The Evolution of Perspective
The play’s reception has evolved dramatically over decades. What was groundbreaking representation in 1968 was later criticized by some in the LGBTQ+ community for portraying gay men as “self-loathing” and “pathetic.” However, recent revivals have been praised for their historical honesty—documenting what life was actually like before liberation.
Legacy & Influence on LGBTQ+ Theater
The Boys in the Band stands as one of the most important works in LGBTQ+ theater history. It was the first commercially successful play to honestly portray gay life, paving the way for later works like Torch Song Trilogy, Angels in America, Love! Valour! Compassion!, and countless others.
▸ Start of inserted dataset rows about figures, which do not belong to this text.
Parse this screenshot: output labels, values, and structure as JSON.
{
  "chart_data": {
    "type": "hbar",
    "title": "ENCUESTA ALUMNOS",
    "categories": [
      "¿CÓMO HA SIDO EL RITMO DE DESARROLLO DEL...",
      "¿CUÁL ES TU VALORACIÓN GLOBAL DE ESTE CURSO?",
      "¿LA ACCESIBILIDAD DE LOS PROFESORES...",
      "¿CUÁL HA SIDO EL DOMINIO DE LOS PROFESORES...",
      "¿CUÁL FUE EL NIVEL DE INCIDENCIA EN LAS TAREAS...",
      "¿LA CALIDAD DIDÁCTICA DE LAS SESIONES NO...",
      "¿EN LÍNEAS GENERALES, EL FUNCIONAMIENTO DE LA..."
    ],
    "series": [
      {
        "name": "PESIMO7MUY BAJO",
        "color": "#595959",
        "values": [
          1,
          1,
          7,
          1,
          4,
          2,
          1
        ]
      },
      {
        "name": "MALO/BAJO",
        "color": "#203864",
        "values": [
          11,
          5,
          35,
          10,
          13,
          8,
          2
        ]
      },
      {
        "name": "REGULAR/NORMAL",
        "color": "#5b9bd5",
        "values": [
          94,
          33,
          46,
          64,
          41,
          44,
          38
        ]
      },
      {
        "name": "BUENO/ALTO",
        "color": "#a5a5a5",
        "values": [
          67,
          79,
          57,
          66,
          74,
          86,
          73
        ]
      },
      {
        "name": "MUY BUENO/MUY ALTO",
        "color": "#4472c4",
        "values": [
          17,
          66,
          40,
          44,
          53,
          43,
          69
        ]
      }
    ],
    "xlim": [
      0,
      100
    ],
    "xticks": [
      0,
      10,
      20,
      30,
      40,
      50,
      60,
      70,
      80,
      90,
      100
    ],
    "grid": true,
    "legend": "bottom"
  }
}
The play’s influence extends beyond theater. It helped spark conversations about gay rights and representation at a crucial historical moment. Within a year of its premiere, the Stonewall riots would ignite the modern LGBTQ+ rights movement.
The 2018 Broadway revival, with its all-openly-gay cast, represented a full-circle moment: actors who could be out and proud performing a play about men who had to hide. This generational shift—from the original cast members who stayed closeted despite the play’s success, to contemporary actors celebrated for their openness—demonstrates how far society has come.
Yet the play remains relevant as a historical document and a reminder of the struggles faced by earlier generations. The devastating toll of the AIDS epidemic on the original cast and creative team adds another layer of poignancy to the work.
Mart Crowley’s Other Works
- Remote Asylum (1970) – Produced in Los Angeles but closed quickly
- A Breeze from the Gulf (1973) – Autobiographical play about his Mississippi childhood, won second place in New York Drama Critics’ Circle award
- Avec Schmaltz (1984) – Performed at Massachusetts Theater Festival
- For Reasons That Remain Unclear (1993) – About a scriptwriter and priest who meet in Rome
- The Men from the Boys (2002) – Sequel to The Boys in the Band
- Hart to Hart (1979-1980) – Served as executive script editor and producer for the TV series starring Robert Wagner
The play has been preserved in multiple formats: the 1968 two-disc vinyl LP recording with the original cast, the 1970 film, the 2020 Netflix film, and the 2011 documentary Making the Boys exploring the production’s creation and cultural impact.
More than 50 years after its premiere, The Boys in the Band remains essential viewing for anyone seeking to understand LGBTQ+ history, the evolution of gay representation in media, and the long, difficult road to equality and acceptance.